É um poço de ódio, um hino de maledicência, necessitando urgentemente terapia psiquiátrica, Graça Campos é um punhal espetado a Angola e a todas as suas instituições, um terrorista irrecuperável, que de longe, a partir de Lisboa, como avençado, vai metralhando a Nação angolana.
O desnorte atingiu uma dimensão até para os seus pares, a fobia da ferocidade é tal que bloqueia o raciocínio, confundindo o Papa Leão XIV, com Leão XV. Sua Santidade, prestes a visitar Angola onde vai encontrar uma Comunidade Católica em esmagadora maioria, e num Chão abençoado por Nossa Senhora da Múxima, padroeira de milhões de crentes em Angola. E na sua esquizofrenia, ao que parece incurável, pasme-se, afirmou: “Não sei o que o Papa Leão XIV vem fazer a Angola, virá apenas para RAPAR o dinheiro e ir embora”. Sem mais comentários.

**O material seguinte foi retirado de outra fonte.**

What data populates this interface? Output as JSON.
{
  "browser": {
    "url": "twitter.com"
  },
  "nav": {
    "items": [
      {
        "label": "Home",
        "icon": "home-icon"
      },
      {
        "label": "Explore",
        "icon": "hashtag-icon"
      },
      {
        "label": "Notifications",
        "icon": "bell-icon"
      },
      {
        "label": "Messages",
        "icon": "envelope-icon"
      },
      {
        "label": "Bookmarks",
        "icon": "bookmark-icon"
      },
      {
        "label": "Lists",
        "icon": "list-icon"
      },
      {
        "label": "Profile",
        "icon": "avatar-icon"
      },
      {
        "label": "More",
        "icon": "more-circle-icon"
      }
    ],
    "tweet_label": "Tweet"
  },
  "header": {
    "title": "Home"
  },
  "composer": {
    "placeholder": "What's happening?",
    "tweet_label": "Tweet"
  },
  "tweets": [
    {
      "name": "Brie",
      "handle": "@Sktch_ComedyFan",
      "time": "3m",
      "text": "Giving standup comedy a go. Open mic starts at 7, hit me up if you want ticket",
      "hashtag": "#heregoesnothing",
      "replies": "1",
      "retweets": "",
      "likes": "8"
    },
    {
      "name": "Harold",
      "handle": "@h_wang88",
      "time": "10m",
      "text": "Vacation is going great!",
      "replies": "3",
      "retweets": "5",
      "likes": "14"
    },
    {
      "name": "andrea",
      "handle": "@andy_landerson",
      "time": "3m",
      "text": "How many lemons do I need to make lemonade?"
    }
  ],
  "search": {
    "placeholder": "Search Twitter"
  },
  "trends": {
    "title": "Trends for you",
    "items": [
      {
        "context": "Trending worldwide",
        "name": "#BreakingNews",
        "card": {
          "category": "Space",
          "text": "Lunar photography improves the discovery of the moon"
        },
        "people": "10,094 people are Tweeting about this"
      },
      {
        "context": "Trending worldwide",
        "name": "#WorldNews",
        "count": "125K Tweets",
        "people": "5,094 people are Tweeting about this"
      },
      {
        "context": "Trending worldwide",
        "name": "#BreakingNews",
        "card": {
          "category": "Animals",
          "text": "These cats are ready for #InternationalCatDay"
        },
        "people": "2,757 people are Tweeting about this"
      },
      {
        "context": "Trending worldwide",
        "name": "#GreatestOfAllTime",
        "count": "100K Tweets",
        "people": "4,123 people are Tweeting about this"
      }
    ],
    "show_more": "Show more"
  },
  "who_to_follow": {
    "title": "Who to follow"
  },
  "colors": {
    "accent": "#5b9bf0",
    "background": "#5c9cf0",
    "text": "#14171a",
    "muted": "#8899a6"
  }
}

Aliás, felicito o jornalista Teixeira Cândido, que de imediato reparou a asneira e salvou o impropério comprometedor para o seu programa na Essencial.
Também está em efervescência a oligarquia déspota familiar, o monarca Mbundo, reizinho Lukamba 1º (o lavrador), com o seu poderio financeiro e as milícias, está ao ataque na estrutura do Galo Negro, porque a família está a fragmentar-se. O não menos poderoso Abel Chivukuvuku, está a forçar dentro da estrutura da oligarquia déspota familiar, um projecto de Aliança mas sob a sua liderança, entre a UNITA e o PRA-JA, e ao que parece já está a colocar na capoeira o líder subserviente, bacharel tirano psicopata, mais que intrujão, ACJ “Betinho” de Quinjenge, ligeiramente na retaguarda. O silêncio de Samakuva e a ação discreta de Alcides Sakala, deixa os dois blocos da Jamba frente a frente.
Os pesos são idênticos, são dois marimbondos tutelados por José Eduardo dos Santos. Lukamba “Miau” Gato, ficou com o garimpo no Leste, com a frota dos Unimogs, geradores, maquinaria e mão de obra, tem a pedreira no Caxito que partilhou com a empresa Fortaleza, do Grupo falido Edifer, com vasta extensão agrícola, tem uma grande fazenda no município do Mungo, empresa de camionagem, mansão em Luanda (Vila Alice), mansão em Joanesburgo, apartamento nas Ilhas Maurícias, participação no Hotel Boa Estrela na cidade do Huambo, e a esposa tem negócios de salão de beleza e perfumaria em parceria com Ana Paula dos Santos. Ela, segunda esposa, Felicidade Paulo (Dadinha), já é vice-presidente da LIMA, membro da Comissão Política Permanente da UNITA, e a filha da primeira esposa, Lucy Lukamba, pertence à direção da JURA.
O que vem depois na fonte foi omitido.